Disclaimer: This is work in progress intended to consolidate information from various sources for learning purposes.

Last updated: 13-Feb-2025

[Data Warehousing] Table Partitioning

{def} the spreading of data across multiple tables based on a set of rules to balance large amounts of data across disks or nodes

data is distributed based on a function that defines a range of values for each partition [2]

the table is partitioned by applying the partition scheme to the values in a specified column [2]

{operation} partition creation

[large partitioned table]

should be created two auxiliary nonindexed empty tables with the same structure, including constraints and data compression options [4]

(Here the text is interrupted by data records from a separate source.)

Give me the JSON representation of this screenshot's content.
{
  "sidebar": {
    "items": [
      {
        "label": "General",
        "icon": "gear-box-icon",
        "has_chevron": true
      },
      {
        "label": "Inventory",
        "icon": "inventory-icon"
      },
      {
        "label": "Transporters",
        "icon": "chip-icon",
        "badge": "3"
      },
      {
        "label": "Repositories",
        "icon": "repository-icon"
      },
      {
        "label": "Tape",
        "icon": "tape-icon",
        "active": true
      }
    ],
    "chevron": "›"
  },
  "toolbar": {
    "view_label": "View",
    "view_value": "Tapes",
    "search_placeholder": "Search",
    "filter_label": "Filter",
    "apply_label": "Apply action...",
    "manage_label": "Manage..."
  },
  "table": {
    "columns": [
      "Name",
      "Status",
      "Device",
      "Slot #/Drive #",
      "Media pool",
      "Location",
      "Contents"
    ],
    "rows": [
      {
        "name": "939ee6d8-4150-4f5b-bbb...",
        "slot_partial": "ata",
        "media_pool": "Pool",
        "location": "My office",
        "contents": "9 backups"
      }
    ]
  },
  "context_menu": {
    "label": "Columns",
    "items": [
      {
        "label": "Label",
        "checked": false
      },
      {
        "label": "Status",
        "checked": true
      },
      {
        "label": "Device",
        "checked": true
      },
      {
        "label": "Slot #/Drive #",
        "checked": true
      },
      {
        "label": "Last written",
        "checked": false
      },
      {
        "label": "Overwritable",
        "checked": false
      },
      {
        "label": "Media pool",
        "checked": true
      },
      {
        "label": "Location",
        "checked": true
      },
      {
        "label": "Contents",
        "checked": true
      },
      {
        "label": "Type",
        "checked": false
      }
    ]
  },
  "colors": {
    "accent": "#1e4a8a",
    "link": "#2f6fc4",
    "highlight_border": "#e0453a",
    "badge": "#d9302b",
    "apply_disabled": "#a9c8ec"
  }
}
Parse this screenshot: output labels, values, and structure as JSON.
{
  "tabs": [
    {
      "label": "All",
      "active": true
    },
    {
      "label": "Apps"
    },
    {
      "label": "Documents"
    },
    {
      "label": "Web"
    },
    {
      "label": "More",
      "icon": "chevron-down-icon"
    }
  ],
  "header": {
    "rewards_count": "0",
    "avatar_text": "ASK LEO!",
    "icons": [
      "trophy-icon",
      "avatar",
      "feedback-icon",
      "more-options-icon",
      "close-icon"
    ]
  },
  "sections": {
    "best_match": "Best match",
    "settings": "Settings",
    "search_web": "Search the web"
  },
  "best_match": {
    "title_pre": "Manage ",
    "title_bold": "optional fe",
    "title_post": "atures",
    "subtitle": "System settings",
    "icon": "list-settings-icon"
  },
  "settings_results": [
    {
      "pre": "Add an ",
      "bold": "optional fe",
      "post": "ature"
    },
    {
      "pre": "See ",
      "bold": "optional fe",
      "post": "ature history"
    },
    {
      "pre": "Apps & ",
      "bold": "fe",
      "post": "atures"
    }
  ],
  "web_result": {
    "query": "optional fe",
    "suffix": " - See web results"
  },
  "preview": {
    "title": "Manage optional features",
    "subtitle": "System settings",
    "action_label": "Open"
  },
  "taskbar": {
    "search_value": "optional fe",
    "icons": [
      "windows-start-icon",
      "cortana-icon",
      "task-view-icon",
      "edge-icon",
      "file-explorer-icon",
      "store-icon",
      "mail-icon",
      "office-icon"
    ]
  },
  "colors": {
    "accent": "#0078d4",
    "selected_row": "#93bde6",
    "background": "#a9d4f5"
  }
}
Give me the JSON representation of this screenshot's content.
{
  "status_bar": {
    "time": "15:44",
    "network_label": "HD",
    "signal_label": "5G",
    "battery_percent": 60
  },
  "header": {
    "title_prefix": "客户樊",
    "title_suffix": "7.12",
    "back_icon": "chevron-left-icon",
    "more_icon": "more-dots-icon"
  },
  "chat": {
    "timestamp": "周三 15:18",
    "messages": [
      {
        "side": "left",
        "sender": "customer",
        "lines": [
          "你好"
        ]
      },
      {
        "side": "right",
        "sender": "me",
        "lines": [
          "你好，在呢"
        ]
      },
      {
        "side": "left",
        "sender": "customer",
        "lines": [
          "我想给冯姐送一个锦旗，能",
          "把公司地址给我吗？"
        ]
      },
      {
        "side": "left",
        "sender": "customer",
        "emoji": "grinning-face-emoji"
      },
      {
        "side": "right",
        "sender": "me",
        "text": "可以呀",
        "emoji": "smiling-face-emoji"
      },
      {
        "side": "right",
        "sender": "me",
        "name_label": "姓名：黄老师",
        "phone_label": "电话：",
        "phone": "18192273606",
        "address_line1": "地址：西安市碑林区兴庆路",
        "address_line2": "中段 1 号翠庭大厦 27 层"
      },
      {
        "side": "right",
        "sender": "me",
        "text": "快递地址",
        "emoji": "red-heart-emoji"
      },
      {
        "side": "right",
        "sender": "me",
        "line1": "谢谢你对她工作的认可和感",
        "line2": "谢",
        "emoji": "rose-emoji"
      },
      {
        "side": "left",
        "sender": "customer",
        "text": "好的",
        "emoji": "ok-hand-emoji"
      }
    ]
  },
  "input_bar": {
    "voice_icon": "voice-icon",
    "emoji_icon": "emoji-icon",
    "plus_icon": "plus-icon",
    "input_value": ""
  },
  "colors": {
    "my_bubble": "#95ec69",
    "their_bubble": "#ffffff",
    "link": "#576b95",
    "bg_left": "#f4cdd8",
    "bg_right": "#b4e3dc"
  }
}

first table: create a check constraint that guarantees that all data from the table fits exactly with one empty partition of the fact table

the constraint must be created on the partitioning column [4]
a columnstore index can be created on the fact table, as long as it is aligned with the table [4]
after truncation of <table 2> the <table 1> is prepared to accept the next partition from your fact table for the next minimally logged deletion [4]

second table: for minimally logged deletions of large portions of data, a partition from the fact table can be switched to the empty table version without the check constraint [4]

then the table can be truncated

for minimally logged inserts, new data to the second auxiliary table should be bulk inserted in the auxiliary that has the check constraint [4]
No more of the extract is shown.